Each character becomes a sparse 65-dimensional vector. No character similarity is encoded — the RNN must learn all relationships from scratch. This is educational but inefficient; embeddings (learned dense vectors) are the real-world solution.

Gradient clipping is non-negotiable for RNNs

During BPTT, gradients multiply by the hidden-to-hidden weight matrix at each of 100 timesteps. Without clipping (max_norm=5.0), training diverges within a few epochs — the exploding gradient problem experienced firsthand.

Temperature is a single-line trick with massive impact

logits / temperature before softmax is the entire implementation. T=0.5 sharpens the distribution (safe, repetitive), T=1.5 flattens it (creative, chaotic). This same technique is used in GPT and every modern language model.

Perplexity makes loss interpretable

A loss of 1.85 is abstract.
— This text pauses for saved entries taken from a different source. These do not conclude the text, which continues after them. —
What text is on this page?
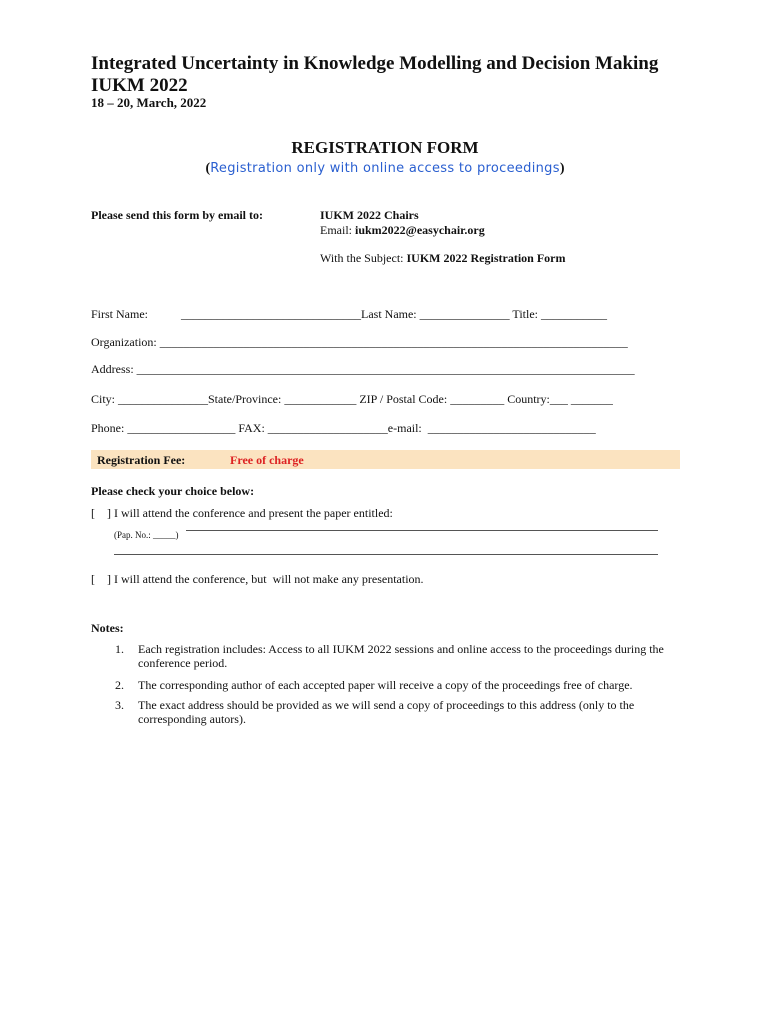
Integrated Uncertainty in Knowledge Modelling and Decision Making
IUKM 2022
18 – 20, March, 2022
REGISTRATION FORM
(Registration only with online access to proceedings)
Please send this form by email to:	IUKM 2022 Chairs
Email: iukm2022@easychair.org
With the Subject: IUKM 2022 Registration Form
First Name:           ______________________________Last Name: _______________ Title: ___________
Organization: ______________________________________________________________________________
Address: ___________________________________________________________________________________
City: _______________State/Province: ____________ ZIP / Postal Code: _________ Country:___ _______
Phone: __________________ FAX: ____________________e-mail:  ____________________________
Registration Fee:	Free of charge
Please check your choice below:
[    ] I will attend the conference and present the paper entitled:
(Pap. No.: _____)
[    ] I will attend the conference, but  will not make any presentation.
Notes:
1. Each registration includes: Access to all IUKM 2022 sessions and online access to the proceedings during the conference period.
2. The corresponding author of each accepted paper will receive a copy of the proceedings free of charge.
3. The exact address should be provided as we will send a copy of proceedings to this address (only to the corresponding autors).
Perplexity of 6.33 means "the model is choosing between ~6 characters." This metric is intuitive, comparable across models, and used universally in NLP research.

RNN limitations are architectural, not training-related

The model learns spelling and formatting well but can't maintain coherence over long spans. This isn't a data or hyperparameter problem — it's the vanishing gradient problem inherent to vanilla RNNs. This is exactly why LSTMs were invented.

Custom Datasets are straightforward in PyTorch

Building ShakespeareDataset with just __len__ and __getitem__ was simple. DataLoader doesn't care about content format — it just needs to know how many samples exist and how to fetch one.

The Full Journey

Project	Domain	Key Metric	Architecture Highlight
1. MNIST CNN	Image Classification	99.35% acc	Conv + Pool + FC basics
2. CIFAR-10 CNN	Image Classification	81.04% acc	BatchNorm, LR Scheduler, scratch ceiling
3. Transfer Learning	Image Classification	96.60% acc	ResNet18, freeze/unfreeze, fine-tuning
4. RNN Shakespeare	Text Generation	6.33 perplexity	Sequential processing, hidden state, BPTT

From spatial to sequential. From classification to generation. Each project builds on the limitations of the last.

What's Next

The vanilla RNN's biggest weakness — vanishing gradients killing long-range memory — is exactly what LSTMs solve. The next project uses LSTM cells with gates (forget, input, output) that control information flow, enabling the model to remember across much longer sequences.